渡された書類。それは自分が死んだあとの状況。きちんと自分の死と言うものを受け入れさせるために存在する。
その文面の中に流せない言葉があった。
ただでさえ死んでいると言われて絶望を感じているのに、それに拍車をかけ、更にどん底へと突き落とされる
かのような言葉。
「冗談じゃねぇよ!だいたい、助けてくれなくても自分で逃げたよ。それをわざわざ、おせっかいもいい所なんだよっ!」
無駄死にもいい所だった。何もしてないうちに無駄死になんて。
俺の人生は一体なんだったんだ?
茫然とした頭で更衣室へと入り、消毒臭い衣服を脱ごうとした時、肩に何か痕がある。ロッカーの鏡ではわからない、
どこかに姿見はないかと見渡し、その奥に見つけ、それを見た瞬間、佐々倉は眼を見開いた。

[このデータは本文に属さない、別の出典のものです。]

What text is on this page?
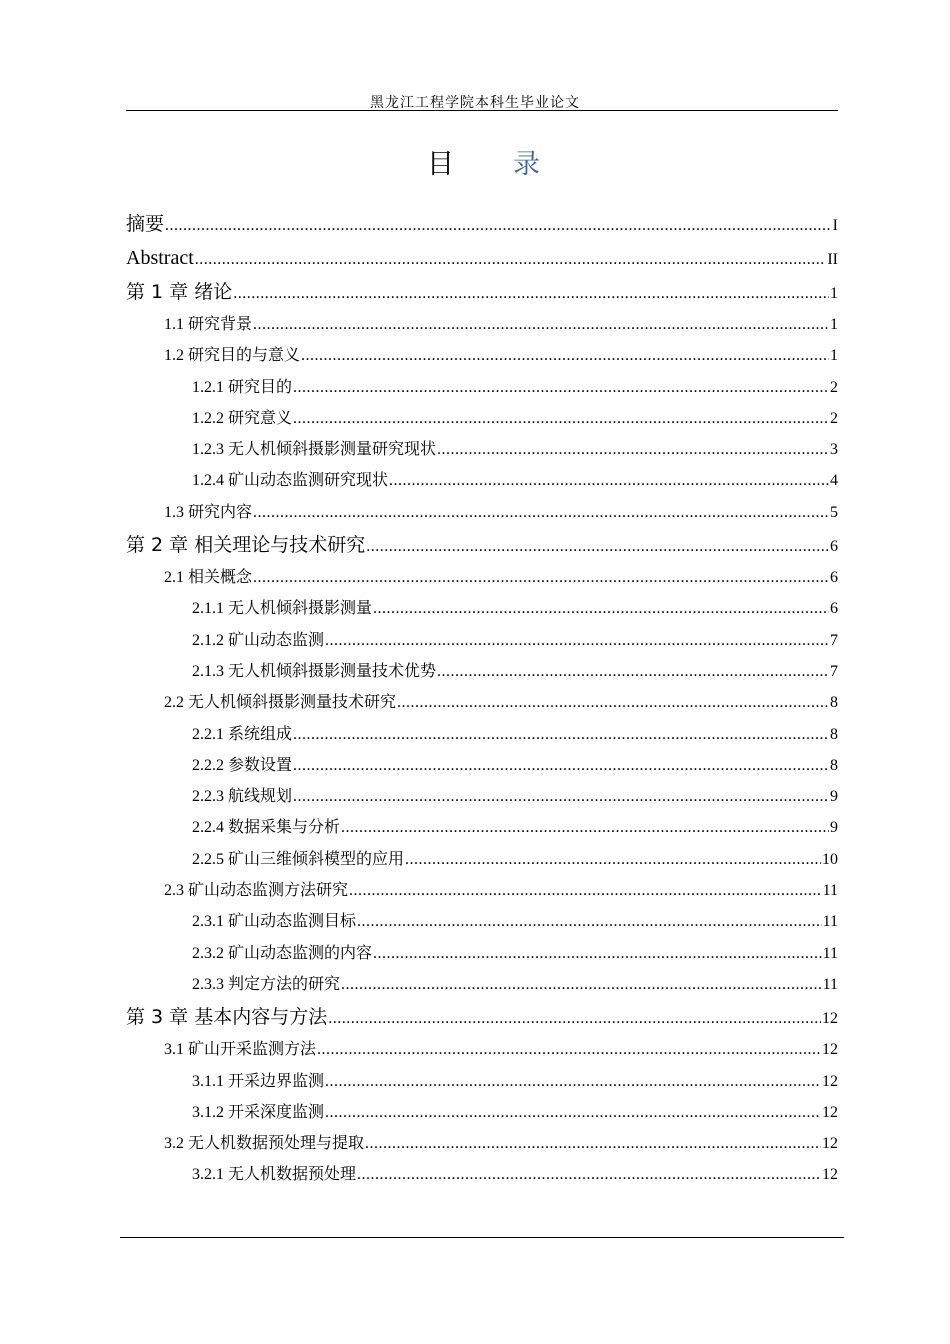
黑龙江工程学院本科生毕业论文
目 录
摘要 .....	I
Abstract .....	II
第 1 章 绪论 .....	1
1.1 研究背景 .....	1
1.2 研究目的与意义 .....	1
1.2.1 研究目的 .....	2
1.2.2 研究意义 .....	2
1.2.3 无人机倾斜摄影测量研究现状 .....	3
1.2.4 矿山动态监测研究现状 .....	4
1.3 研究内容 .....	5
第 2 章 相关理论与技术研究 .....	6
2.1 相关概念 .....	6
2.1.1 无人机倾斜摄影测量 .....	6
2.1.2 矿山动态监测 .....	7
2.1.3 无人机倾斜摄影测量技术优势 .....	7
2.2 无人机倾斜摄影测量技术研究 .....	8
2.2.1 系统组成 .....	8
2.2.2 参数设置 .....	8
2.2.3 航线规划 .....	9
2.2.4 数据采集与分析 .....	9
2.2.5 矿山三维倾斜模型的应用 .....	10
2.3 矿山动态监测方法研究 .....	11
2.3.1 矿山动态监测目标 .....	11
2.3.2 矿山动态监测的内容 .....	11
2.3.3 判定方法的研究 .....	11
第 3 章 基本内容与方法 .....	12
3.1 矿山开采监测方法 .....	12
3.1.1 开采边界监测 .....	12
3.1.2 开采深度监测 .....	12
3.2 无人机数据预处理与提取 .....	12
3.2.1 无人机数据预处理 .....	12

あの時に噛まれた痕、くっきりと嫌なぐらいついていた。
息が震える。
冗談じゃない。
忌まわしい痕跡。
冗談じゃない。
あいつがあんな事さえしなければ。
冗談じゃない。
これからずっとこの忌まわしいものをつけて・・・・・つけて
「うっ・・・・・うわぁーーーっ!」
地響きのような叫びが出た。
そして頭にフツフツと湧き上がって来る黒い憎悪。
許さない許さない許さない許さない――――!
あの後あらかた暴れ散らし、落ち着いた時には消火剤をまかれすぎた火が地にへばりつくように鎮火した、
いわば放心状態。
あの後その仕事について説明された。聞こえたのは死んだら名前の一文字が変わるぐらいで、その先の
詳細は入ってこなかった。それを知ってか「就く時に再度お話しいたします」などと言われた。だったらそうして
くれればよかったのに、だがこれも仕事だと言われた。あぁそうか。